Local disposable paper and plastic bag tax. Authorizes any locality to impose a five-cent per bag tax on disposable paper bags or disposable plastic bags provided to customers by certain retailers, with certain bags being exempt from the tax. Revenues from the local tax would be collected by the Tax Commissioner and distributed monthly to the county or city imposing the tax to be used by such locality for pollution and litter mitigation. The bill requires each county or city adopting an ordinance to impose the tax to provide a certified copy of the ordinance to the Tax Commissioner at least six months prior to the date the tax is to become effective. The bill also allows every retailer that collects the tax to retain one cent of the five-cent tax. Read the Bill »

Outcome

Bill Has Failed

History

DateAction
01/09/2018Committee
01/09/2018Prefiled and ordered printed; offered 01/10/18 18103714D
01/09/2018Referred to Committee on Finance
01/19/2018Impact statement from TAX (HB981)
01/23/2018Assigned Finance sub: Subcommittee #1
01/24/2018Subcommittee recommends passing by indefinitely (6-Y 4-N)
02/13/2018Left in Finance

Comments

Friends of Accotink Creek writes:

The Friends of Accotink Creek encourage all Virginia legislators to support the work of their many constituents who participate in stream cleanups by supporting HB981 (and SB139 and SB193) to control the sale of disposable plastic bags. We strongly endorse and support efforts like this to reduce trash in local watersheds.

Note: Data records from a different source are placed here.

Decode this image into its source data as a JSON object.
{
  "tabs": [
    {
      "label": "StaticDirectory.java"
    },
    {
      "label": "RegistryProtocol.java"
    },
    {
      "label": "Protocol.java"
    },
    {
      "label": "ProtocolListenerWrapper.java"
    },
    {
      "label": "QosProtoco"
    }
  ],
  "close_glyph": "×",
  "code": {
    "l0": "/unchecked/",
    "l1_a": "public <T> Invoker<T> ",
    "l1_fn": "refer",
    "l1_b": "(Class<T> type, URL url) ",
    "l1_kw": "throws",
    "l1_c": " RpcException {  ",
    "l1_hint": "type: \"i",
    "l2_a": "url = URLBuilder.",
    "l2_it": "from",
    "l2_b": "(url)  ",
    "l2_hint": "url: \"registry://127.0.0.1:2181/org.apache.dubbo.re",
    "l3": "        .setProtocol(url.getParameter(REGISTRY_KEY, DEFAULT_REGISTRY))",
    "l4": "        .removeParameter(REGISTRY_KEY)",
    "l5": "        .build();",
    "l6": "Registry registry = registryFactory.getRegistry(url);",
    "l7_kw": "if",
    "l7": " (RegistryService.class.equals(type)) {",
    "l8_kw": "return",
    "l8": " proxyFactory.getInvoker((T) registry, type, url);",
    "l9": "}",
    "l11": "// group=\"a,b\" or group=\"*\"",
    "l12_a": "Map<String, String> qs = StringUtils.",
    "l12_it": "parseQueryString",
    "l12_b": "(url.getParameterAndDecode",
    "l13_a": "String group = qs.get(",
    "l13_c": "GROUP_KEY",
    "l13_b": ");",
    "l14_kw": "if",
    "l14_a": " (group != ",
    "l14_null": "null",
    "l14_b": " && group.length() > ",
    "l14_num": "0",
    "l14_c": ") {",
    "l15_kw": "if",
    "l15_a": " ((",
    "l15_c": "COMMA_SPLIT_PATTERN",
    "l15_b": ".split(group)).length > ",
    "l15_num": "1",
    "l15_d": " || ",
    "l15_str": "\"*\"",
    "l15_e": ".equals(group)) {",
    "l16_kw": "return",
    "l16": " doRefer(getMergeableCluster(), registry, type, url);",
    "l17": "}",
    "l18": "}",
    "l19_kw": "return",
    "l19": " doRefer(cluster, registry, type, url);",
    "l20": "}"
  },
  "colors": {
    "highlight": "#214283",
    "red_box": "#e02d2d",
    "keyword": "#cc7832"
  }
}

Each year Friends of Accotink Creek and other civic groups mobilize volunteers who clean tons of plastic bags and containers, as well as other trash and debris, from streams that feed into the Chesapeake Bay. Across the United States, millions of tons of plastic waste is washed from streets into waterways, fouling waters for both marine life and human usage.

Reducing consumer consumption of plastic bags, by means of bans, restrictions, and/or taxes, is an effective way to reduce the amount of plastic trash that enters our watersheds, and flows downstream to the Potomac River, and the Chesapeake Bay. Besides being an eyesore and a burden to remove, this noxious litter refuses to go away, only breaking down into toxic particles that will be with us forever.

Scott J Thomas writes:

I am providing public comment in support of HB981 to consider a tax on plastic bags provided to customers for retailers, especially those within the Chesapeake Bay Watershed, and revenues from such tax to be used specific to local stormwater management or environmental programs or the Virginia Water Quality Improvement Fund. Plastic grocery bags are a major source of pollution by rainfall/runoff and by wind/air to natural channels and manmade stormwater systems across the Commonwealth.